3. Whisk in the yolk, then 1/4 of the clarified butter. Place over medium-low heat, and continue whisking across the bottom and around the sides of the pan until the yolk-and-butter mixture thickens to a sour cream consistency. If the yolk is overcooked, it will start to scramble; if undercooked (as in blender Hollandaise recipes), it will taste raw.
4. Dunk the pan briefly in cold water; then slowly dribble in the rest of the butter off heat, whisking constantly, without including the milky liquid at the bottom. When all the butter is absorbed, the sauce should be the consistency of a medium-thick mayonnaise; whisk in the cream (or water) so it forms soft, slowly dissolving peaks.
5. To keep the sauce from congealing, set it in a pan of hot tap water, but the sooner it is served, the better.

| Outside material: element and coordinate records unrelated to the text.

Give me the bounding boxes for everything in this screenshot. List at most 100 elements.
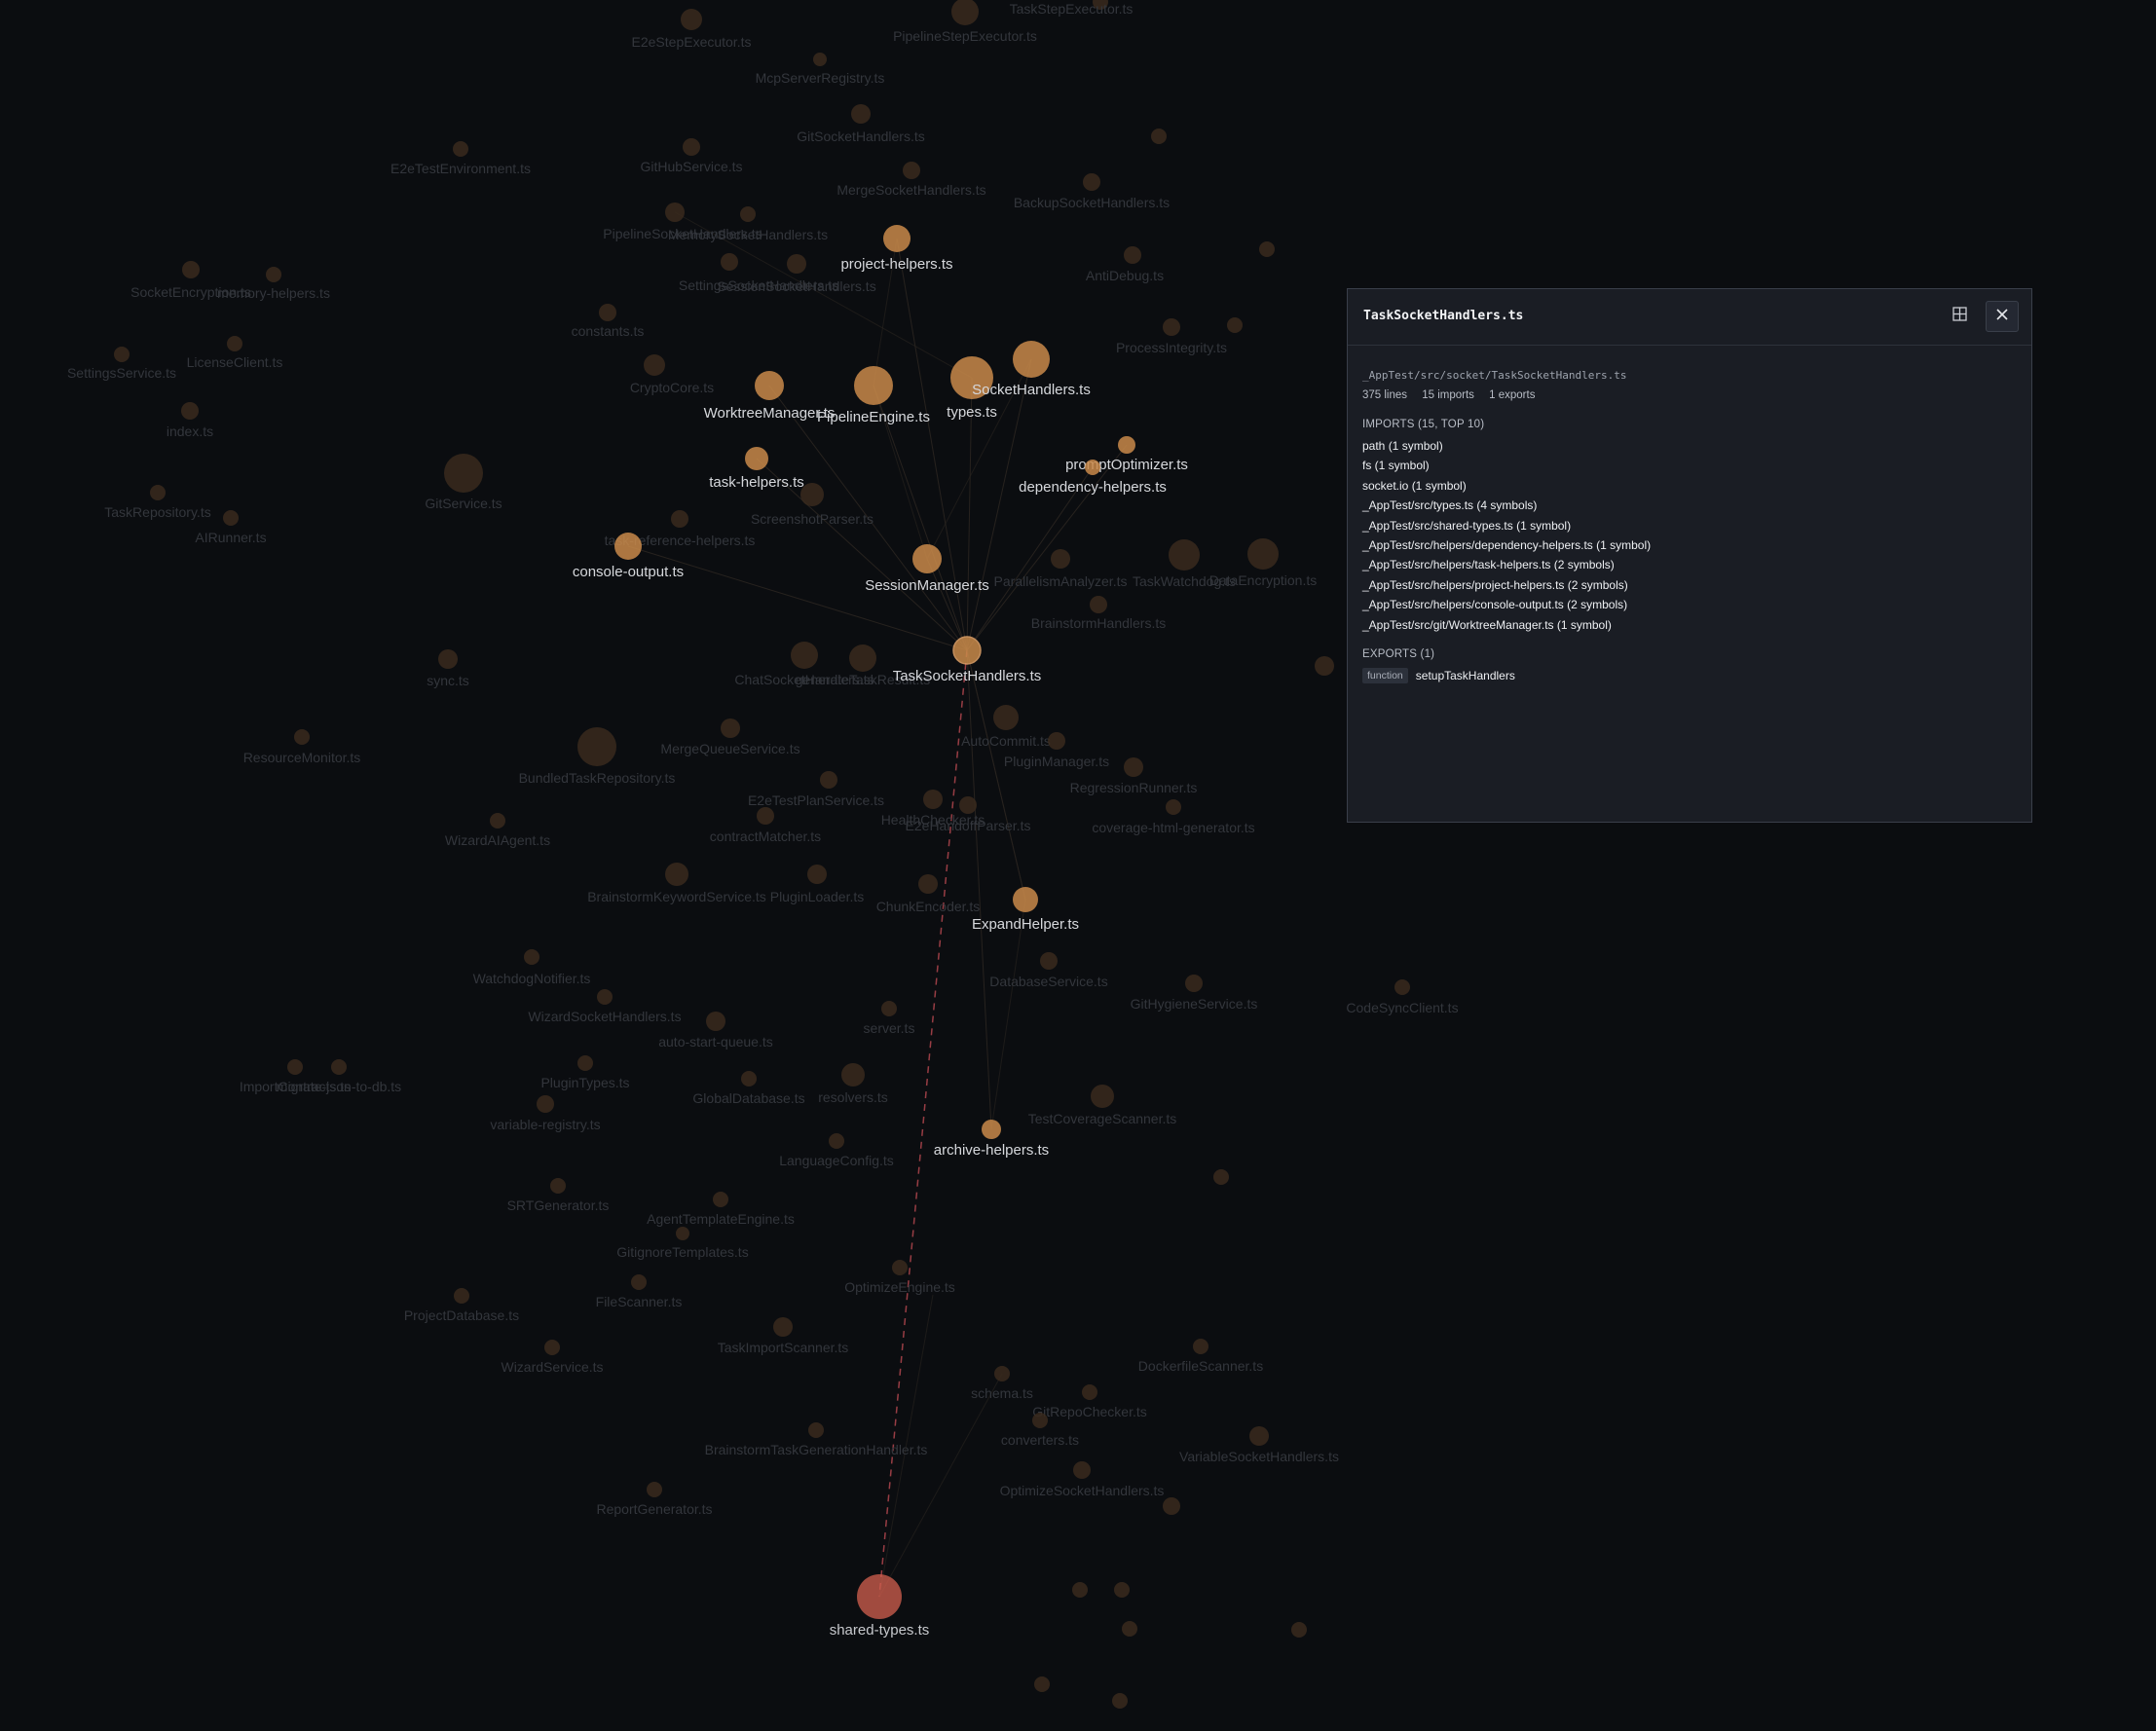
graph-node-dim[interactable] <box>223 510 239 526</box>
graph-node-dim[interactable] <box>713 1192 728 1207</box>
expand-panel-button[interactable] <box>1943 301 1976 332</box>
graph-node-dim[interactable] <box>644 354 665 376</box>
graph-node-dim[interactable] <box>740 206 756 222</box>
graph-node-dim[interactable] <box>993 705 1019 730</box>
graph-node-dim[interactable] <box>444 454 483 493</box>
graph-node-dim[interactable] <box>808 1422 824 1438</box>
graph-node-dim[interactable] <box>331 1059 347 1075</box>
graph-node-dim[interactable] <box>490 813 505 829</box>
import-item[interactable]: _AppTest/src/helpers/console-output.ts (… <box>1362 595 2017 614</box>
import-item[interactable]: socket.io (1 symbol) <box>1362 476 2017 496</box>
graph-node-dim[interactable] <box>1082 1384 1097 1400</box>
graph-node-dim[interactable] <box>892 1260 908 1275</box>
graph-node-dim[interactable] <box>665 203 685 222</box>
graph-node[interactable] <box>1118 436 1135 454</box>
dependency-graph[interactable]: E2eStepExecutor.ts PipelineStepExecutor.t… <box>0 0 2156 1731</box>
graph-node-dim[interactable] <box>706 1012 725 1031</box>
import-item[interactable]: _AppTest/src/types.ts (4 symbols) <box>1362 496 2017 515</box>
graph-node-dim[interactable] <box>597 989 613 1005</box>
import-item[interactable]: _AppTest/src/helpers/task-helpers.ts (2 … <box>1362 555 2017 574</box>
graph-node-dim[interactable] <box>820 771 837 789</box>
import-item[interactable]: fs (1 symbol) <box>1362 456 2017 475</box>
graph-node-dim[interactable] <box>599 304 616 321</box>
graph-node-dim[interactable] <box>1166 799 1181 815</box>
graph-node-dim[interactable] <box>676 1227 689 1240</box>
graph-node-dim[interactable] <box>807 865 827 884</box>
graph-node[interactable] <box>883 225 911 252</box>
graph-node-dim[interactable] <box>849 645 876 672</box>
graph-node-dim[interactable] <box>1083 173 1100 191</box>
graph-node-dim[interactable] <box>1193 1339 1208 1354</box>
graph-node-dim[interactable] <box>438 649 458 669</box>
graph-node-dim[interactable] <box>181 402 199 420</box>
graph-node-dim[interactable] <box>1213 1169 1229 1185</box>
graph-node-dim[interactable] <box>294 729 310 745</box>
graph-node-dim[interactable] <box>1091 1085 1114 1108</box>
export-item[interactable]: function setupTaskHandlers <box>1362 668 2017 684</box>
graph-node-dim[interactable] <box>851 104 871 124</box>
graph-node-dim[interactable] <box>266 267 281 282</box>
graph-node-dim[interactable] <box>791 642 818 669</box>
import-item[interactable]: path (1 symbol) <box>1362 436 2017 456</box>
graph-node-dim[interactable] <box>681 9 702 30</box>
import-item[interactable]: _AppTest/src/shared-types.ts (1 symbol) <box>1362 516 2017 535</box>
graph-node-dim[interactable] <box>923 790 943 809</box>
graph-node[interactable] <box>1013 341 1050 378</box>
graph-node-dim[interactable] <box>524 949 539 965</box>
graph-node-dim[interactable] <box>813 53 827 66</box>
graph-node-dim[interactable] <box>773 1317 793 1337</box>
graph-node[interactable] <box>755 371 784 400</box>
graph-node-dim[interactable] <box>787 254 806 274</box>
graph-node-dim[interactable] <box>994 1366 1010 1381</box>
graph-node-dim[interactable] <box>544 1340 560 1355</box>
graph-node[interactable] <box>912 544 942 573</box>
graph-node-dim[interactable] <box>1249 1426 1269 1446</box>
graph-node-dim[interactable] <box>1090 596 1107 613</box>
graph-node-dim[interactable] <box>631 1274 647 1290</box>
graph-node-dim[interactable] <box>1259 241 1275 257</box>
graph-node-dim[interactable] <box>1291 1622 1307 1638</box>
graph-node-dim[interactable] <box>287 1059 303 1075</box>
graph-node-dim[interactable] <box>1114 1582 1130 1598</box>
graph-node-dim[interactable] <box>577 727 616 766</box>
graph-node-dim[interactable] <box>881 1001 897 1016</box>
graph-node-dim[interactable] <box>1247 538 1279 570</box>
graph-node-dim[interactable] <box>918 874 938 894</box>
graph-node-dim[interactable] <box>114 347 130 362</box>
graph-node-dim[interactable] <box>1048 732 1065 750</box>
graph-node-dim[interactable] <box>1315 656 1334 676</box>
graph-node-dim[interactable] <box>721 718 740 738</box>
graph-node-dim[interactable] <box>1151 129 1167 144</box>
graph-node-dim[interactable] <box>1227 317 1243 333</box>
graph-node-dim[interactable] <box>841 1063 865 1086</box>
graph-node-dim[interactable] <box>1072 1582 1088 1598</box>
graph-node-dim[interactable] <box>1124 757 1143 777</box>
graph-node-dim[interactable] <box>1112 1693 1128 1709</box>
graph-node[interactable] <box>745 447 768 470</box>
graph-node-dim[interactable] <box>537 1095 554 1113</box>
graph-node-dim[interactable] <box>577 1055 593 1071</box>
graph-node-dim[interactable] <box>454 1288 469 1304</box>
graph-node-dim[interactable] <box>757 807 774 825</box>
import-item[interactable]: _AppTest/src/helpers/dependency-helpers.… <box>1362 535 2017 555</box>
graph-canvas[interactable]: E2eStepExecutor.ts PipelineStepExecutor.t… <box>0 0 2156 1731</box>
graph-node-dim[interactable] <box>1394 979 1410 995</box>
graph-node-dim[interactable] <box>150 485 166 500</box>
graph-node-dim[interactable] <box>959 796 977 814</box>
graph-node[interactable] <box>614 533 642 560</box>
graph-node-dim[interactable] <box>1034 1676 1050 1692</box>
graph-node[interactable] <box>1013 887 1038 912</box>
graph-node-dim[interactable] <box>671 510 688 528</box>
graph-node-dim[interactable] <box>453 141 468 157</box>
graph-node-selected[interactable] <box>952 636 982 665</box>
graph-node-dim[interactable] <box>683 138 700 156</box>
graph-node-dim[interactable] <box>1032 1413 1048 1428</box>
graph-node-dim[interactable] <box>741 1071 757 1086</box>
graph-node-dim[interactable] <box>1040 952 1058 970</box>
import-item[interactable]: _AppTest/src/helpers/project-helpers.ts … <box>1362 575 2017 595</box>
graph-node-dim[interactable] <box>182 261 200 278</box>
graph-node-dim[interactable] <box>1124 246 1141 264</box>
graph-node-dim[interactable] <box>1122 1621 1137 1637</box>
graph-node-dim[interactable] <box>1163 1497 1180 1515</box>
graph-node-dim[interactable] <box>227 336 242 351</box>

6. If the sauce overheats or the butter is added too fast, the oily fat can separate out. If that happens, during or after cooking, it is easy to fix: Put a teaspoon of water in a small bowl, add a spoonful of the separating sauce, and whisk them together until creamy; then gradually add the rest of the sauce, spoonful by spoonful, until the whole thing is reconstituted.